First of all, we observed that increasing legal and scientific demands require research projects to be implemented more transparently. However, the granularity of provenance [48], [61], [63] could not yet be resolved and so-called knowledge bottlenecks [44], [62] persist.
In parallel appropriate provenance modeling [58] and provenance management technique [61] are required to protect sensitive provenance data, like from the patient consent.

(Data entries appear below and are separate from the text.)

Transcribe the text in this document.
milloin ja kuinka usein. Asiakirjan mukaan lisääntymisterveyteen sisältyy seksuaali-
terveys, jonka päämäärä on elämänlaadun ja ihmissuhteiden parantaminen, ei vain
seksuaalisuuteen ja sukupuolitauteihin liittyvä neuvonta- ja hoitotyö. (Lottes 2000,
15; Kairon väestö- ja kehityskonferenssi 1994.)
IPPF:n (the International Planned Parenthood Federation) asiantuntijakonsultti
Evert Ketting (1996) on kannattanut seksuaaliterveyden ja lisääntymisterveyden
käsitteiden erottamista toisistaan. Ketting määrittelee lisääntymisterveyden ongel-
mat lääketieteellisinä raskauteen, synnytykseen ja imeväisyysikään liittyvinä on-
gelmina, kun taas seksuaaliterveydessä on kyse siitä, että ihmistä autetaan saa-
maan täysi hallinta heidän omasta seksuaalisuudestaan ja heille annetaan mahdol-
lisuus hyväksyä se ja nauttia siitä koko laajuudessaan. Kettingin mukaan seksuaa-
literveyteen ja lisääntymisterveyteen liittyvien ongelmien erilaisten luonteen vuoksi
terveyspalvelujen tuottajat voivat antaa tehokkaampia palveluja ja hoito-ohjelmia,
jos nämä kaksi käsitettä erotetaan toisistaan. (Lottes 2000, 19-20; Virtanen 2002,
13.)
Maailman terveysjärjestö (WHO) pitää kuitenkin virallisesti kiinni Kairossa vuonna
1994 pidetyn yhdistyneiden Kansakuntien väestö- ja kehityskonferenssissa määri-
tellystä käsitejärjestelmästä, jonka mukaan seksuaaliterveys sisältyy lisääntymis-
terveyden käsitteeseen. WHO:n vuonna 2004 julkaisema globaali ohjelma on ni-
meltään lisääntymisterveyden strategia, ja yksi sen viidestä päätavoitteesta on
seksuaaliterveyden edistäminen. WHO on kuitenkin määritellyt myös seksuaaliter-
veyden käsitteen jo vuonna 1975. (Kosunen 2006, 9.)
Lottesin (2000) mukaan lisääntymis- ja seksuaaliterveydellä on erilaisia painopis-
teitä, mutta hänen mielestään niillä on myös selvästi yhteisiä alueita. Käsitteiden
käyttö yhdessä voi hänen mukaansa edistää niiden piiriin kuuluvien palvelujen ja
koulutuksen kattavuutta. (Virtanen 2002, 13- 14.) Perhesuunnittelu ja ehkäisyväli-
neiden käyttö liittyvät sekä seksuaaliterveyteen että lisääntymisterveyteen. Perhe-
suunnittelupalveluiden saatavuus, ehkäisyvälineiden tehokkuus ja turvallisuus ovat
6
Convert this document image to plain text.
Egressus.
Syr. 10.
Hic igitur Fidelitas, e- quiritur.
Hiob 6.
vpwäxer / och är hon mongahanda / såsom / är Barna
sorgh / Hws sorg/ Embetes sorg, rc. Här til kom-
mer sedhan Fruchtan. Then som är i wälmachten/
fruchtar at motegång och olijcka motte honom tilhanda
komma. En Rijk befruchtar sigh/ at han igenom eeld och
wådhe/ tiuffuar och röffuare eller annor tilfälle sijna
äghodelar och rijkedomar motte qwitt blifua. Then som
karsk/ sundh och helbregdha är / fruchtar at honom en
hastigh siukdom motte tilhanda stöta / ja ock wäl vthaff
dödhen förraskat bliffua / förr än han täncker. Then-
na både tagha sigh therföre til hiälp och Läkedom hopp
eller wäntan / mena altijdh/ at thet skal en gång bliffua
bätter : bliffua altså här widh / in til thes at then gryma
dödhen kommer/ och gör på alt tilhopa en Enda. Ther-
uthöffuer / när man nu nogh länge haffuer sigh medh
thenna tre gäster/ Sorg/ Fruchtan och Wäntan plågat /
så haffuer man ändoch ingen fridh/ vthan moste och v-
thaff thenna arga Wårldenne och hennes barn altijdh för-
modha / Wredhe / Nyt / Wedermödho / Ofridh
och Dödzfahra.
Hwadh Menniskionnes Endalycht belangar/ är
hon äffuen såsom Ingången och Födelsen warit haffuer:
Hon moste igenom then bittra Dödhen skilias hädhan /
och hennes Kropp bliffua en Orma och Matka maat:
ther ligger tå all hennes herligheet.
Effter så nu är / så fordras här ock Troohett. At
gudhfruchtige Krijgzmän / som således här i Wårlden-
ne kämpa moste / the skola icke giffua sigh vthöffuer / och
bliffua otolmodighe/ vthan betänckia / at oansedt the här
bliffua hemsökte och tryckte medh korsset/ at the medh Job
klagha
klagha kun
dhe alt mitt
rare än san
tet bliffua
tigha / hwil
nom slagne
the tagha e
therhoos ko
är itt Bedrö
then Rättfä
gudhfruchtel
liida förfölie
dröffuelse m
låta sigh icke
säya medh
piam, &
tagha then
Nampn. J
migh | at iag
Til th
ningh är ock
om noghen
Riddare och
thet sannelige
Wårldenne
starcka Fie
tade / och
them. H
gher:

Curcin et al. [4] stipulated overcoming the gap between the provenance metadata collected and the reporting requirements.
Secondly, it remains unclear how to scale provenance systems for high amounts of data [2], [11], eg. how to store and represent provenance information in an aggregated and efficient manner or how to assist users in sophisticated provenance queries [10]. Without doubt, automated and scalable solutions become impelling due to new challenges arising from the disposal and usage of permanently increasing computing power [60]. Growing focus is on the useability of the interface, particularly when provenance systems are implemented in the broad medical community including patients, doctors, and researchers [35].
Third, this scoping review extracted data about the (in)completeness of provenance information during data management processes. Surprisingly, only one implementation paper [9] demonstrated complete traceability from data collection to the analysis datasets.
The lack of mandatory specifications or guidelines for provenance capture might be the reason why other papers only mention partial completeness. We strongly recommend doing more research on completeness checks as part of provenance tracing. The level of completeness and accuracy of provenance information (of core data elements), especially in real-world data, could reveal data integrity issues and thus, affect the overall validity of the study results. Furthermore, reproducibility significantly depends on the accuracy of provenance information. For example, Mondelli et al. [55] delivered a tool for better scientific and longitudinal data management, which supports users, reproducibility by provenance, and reproduction through docker containers.
Interestingly, the concept of “quality of provenance” is not clearly defined in any of the papers included for this review. We believe that data quality issues need to be addressed to reach completeness, accuracy, and timeliness of the data, and to create trust in it.
The ISO 8000-2:2022 [75] defines the term data quality and clearly recommends defining degrees of requirements. This definition should be considered for use in provenance systems.
Finally, upcoming trends can be observed regarding the scalability of software. Concurrently, while following the increasing capacity and functionalities based on users’ demand, scalable software needs to remain stable while adapting to changes. Another trend reveals the importance of good and systematic data management practices [37] and the coordination with relevant stakeholders through the data life cycle.
Strengths
The present work applied a rigorous scoping review methodology using Arksey and O'Malley’s framework [15]. All screening stages were carried out by at least two independent reviews of four members. A previously published protocol [16] guided our review. The fact that the scoping review includes comprehensive results for the five related research questions and roadmap for a tailor-made Provenance-SLF framework with many additional results as supplements can be considered a strength of this review.